Tuesday, March 22, 2005
Classical Music On The iPod
Tom Bozzo notes the tribulations inherent in building an iPod-based classical music collection.
I have run into these myself and ended up scrapping the whole endeavor. I am an audio purist, you see. While some might take ‘purist’ to mean ‘pompous fool’ (and they’d be entirely correct) it actually implies an unwavering commitment to the music. Classical music, with the exception of all that modernist tripe, is discursive in nature. Even if there is no story, no narrative, and no program, it tells us something. It requires not only undivided attention, but unbroken attention. One should hesitate to pause a symphony. The iPod psychologically facilitates pausing, fast-forwarding and rewinding, and I think that hinders the classical music experience.
Tom also notes that the iPod is better than compact discs for opera. I strongly disagree. Since its release, the iPod has had a fatal flaw that has caused classical music lovers to run for the hills at the prospect of sitting through a scene of Tristan with that little white prism in hand. There is a 1-second pause between tracks. No matter what. Even if the next track is already loaded in RAM, there is a pause.
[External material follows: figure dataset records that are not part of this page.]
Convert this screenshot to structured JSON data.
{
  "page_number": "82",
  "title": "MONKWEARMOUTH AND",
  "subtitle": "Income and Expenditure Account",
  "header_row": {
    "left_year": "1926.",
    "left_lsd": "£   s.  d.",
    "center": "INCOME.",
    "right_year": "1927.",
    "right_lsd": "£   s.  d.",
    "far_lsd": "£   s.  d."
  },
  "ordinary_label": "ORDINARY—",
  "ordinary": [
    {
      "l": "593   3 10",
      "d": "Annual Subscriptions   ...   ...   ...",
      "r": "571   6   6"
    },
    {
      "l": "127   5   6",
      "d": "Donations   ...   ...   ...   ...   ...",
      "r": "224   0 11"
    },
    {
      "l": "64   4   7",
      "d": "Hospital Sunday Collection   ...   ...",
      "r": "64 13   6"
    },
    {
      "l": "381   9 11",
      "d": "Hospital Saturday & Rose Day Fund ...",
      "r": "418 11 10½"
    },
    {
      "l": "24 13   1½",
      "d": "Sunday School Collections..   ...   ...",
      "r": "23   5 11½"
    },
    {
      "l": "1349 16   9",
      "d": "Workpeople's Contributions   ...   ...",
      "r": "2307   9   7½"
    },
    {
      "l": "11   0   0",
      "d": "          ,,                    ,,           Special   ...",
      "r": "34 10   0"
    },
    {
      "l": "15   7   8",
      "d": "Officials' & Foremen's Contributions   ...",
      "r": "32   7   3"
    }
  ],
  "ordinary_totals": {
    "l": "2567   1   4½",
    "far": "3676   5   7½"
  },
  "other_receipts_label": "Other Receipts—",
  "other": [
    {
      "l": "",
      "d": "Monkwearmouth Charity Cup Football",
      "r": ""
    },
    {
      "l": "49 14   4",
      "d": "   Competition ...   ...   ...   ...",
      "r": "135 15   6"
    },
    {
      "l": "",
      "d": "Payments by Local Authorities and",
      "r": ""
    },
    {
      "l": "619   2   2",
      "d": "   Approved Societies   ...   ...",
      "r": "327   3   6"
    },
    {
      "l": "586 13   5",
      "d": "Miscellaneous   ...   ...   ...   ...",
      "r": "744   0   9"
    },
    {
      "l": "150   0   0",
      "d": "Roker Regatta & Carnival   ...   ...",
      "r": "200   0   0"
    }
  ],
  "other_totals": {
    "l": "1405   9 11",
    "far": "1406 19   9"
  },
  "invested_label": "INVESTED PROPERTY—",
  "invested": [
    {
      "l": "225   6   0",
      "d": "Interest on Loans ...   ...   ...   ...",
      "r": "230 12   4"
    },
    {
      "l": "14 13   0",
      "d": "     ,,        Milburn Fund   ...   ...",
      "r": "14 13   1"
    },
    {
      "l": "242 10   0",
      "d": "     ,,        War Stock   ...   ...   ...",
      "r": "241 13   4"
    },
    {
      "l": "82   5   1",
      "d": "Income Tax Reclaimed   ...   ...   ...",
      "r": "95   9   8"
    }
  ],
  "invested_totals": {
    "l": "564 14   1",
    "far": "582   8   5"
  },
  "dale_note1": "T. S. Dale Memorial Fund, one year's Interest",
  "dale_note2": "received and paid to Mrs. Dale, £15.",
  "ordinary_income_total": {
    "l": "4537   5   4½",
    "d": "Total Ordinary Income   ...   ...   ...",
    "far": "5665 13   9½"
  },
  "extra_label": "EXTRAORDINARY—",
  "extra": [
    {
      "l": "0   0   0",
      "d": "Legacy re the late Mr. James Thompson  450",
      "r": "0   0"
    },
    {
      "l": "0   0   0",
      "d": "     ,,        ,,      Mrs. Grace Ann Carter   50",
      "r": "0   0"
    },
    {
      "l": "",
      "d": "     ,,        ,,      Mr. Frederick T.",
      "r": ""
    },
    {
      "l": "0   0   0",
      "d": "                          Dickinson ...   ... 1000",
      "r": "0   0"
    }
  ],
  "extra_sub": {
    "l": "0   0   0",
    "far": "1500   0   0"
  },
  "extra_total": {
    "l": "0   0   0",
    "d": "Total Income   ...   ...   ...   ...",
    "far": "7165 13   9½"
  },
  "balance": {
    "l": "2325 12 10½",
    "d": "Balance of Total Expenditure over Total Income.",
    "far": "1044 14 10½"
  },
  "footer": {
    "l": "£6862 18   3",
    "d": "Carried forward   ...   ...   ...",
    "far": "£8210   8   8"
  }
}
And it is a nasty little thing, too. No fade out to ease the pain; it is sharp and drastic. While this posses little problem for some symphonies and most concertos, where tracks end in silence, it is a death knell for opera on the iPod.
The biggest problem is, of course, sound quality. I appreciate MP3 as much as the next technophile. But there is significant degradation in sound, especially with music as delicate and carefully engineered (both during sound and during silence) as classical. Now, listening over those little white earbuds (which no one should do) this is scarcely a problem: you can’t hear anything at all, let alone digital artifacts from an imperfect CODEC. But a moderate to good set of cans (I use Sennheiser HD595) reveals sound issues that just ruin the milieu of being virtually there.
I purchase all of my classical music on compact disc. I appreciate the liner notes, the perfect reproduction, and the joy of taking out a disc and putting it in my CD player. That simple act makes it an occasion, which is exactly what classical music should be. A classical recording, unlike CDs in any other genre, is a reproduction of a performance. The idea is to feel like you are there. Too many problems with the iPod sully that suspension of disbelief which audio engineers have come so close to creating over the years.
UPDATE: Tom responds via e-mail and an update to the above-linked post:
I was mainly intending to refer to the annoyance of swapping discs on the go for those of us with single-disc car players. I noted to a commenter that lossless codecs are a partial solution to compression-related quality problems when disk usage is not an issue; since my main constraint is actually disk space on my PowerBook, I compromise by using a modestly higher-than-default AAC encoding rate for my own purposes.Switching CDs in the car is certainly a problem. I have a single-slot as well (though I actually prefer that to magazines) but I’ve never run into Tom’s problem on a large scale. I might in a week, when I drive up to Dartmouth alone for the first time.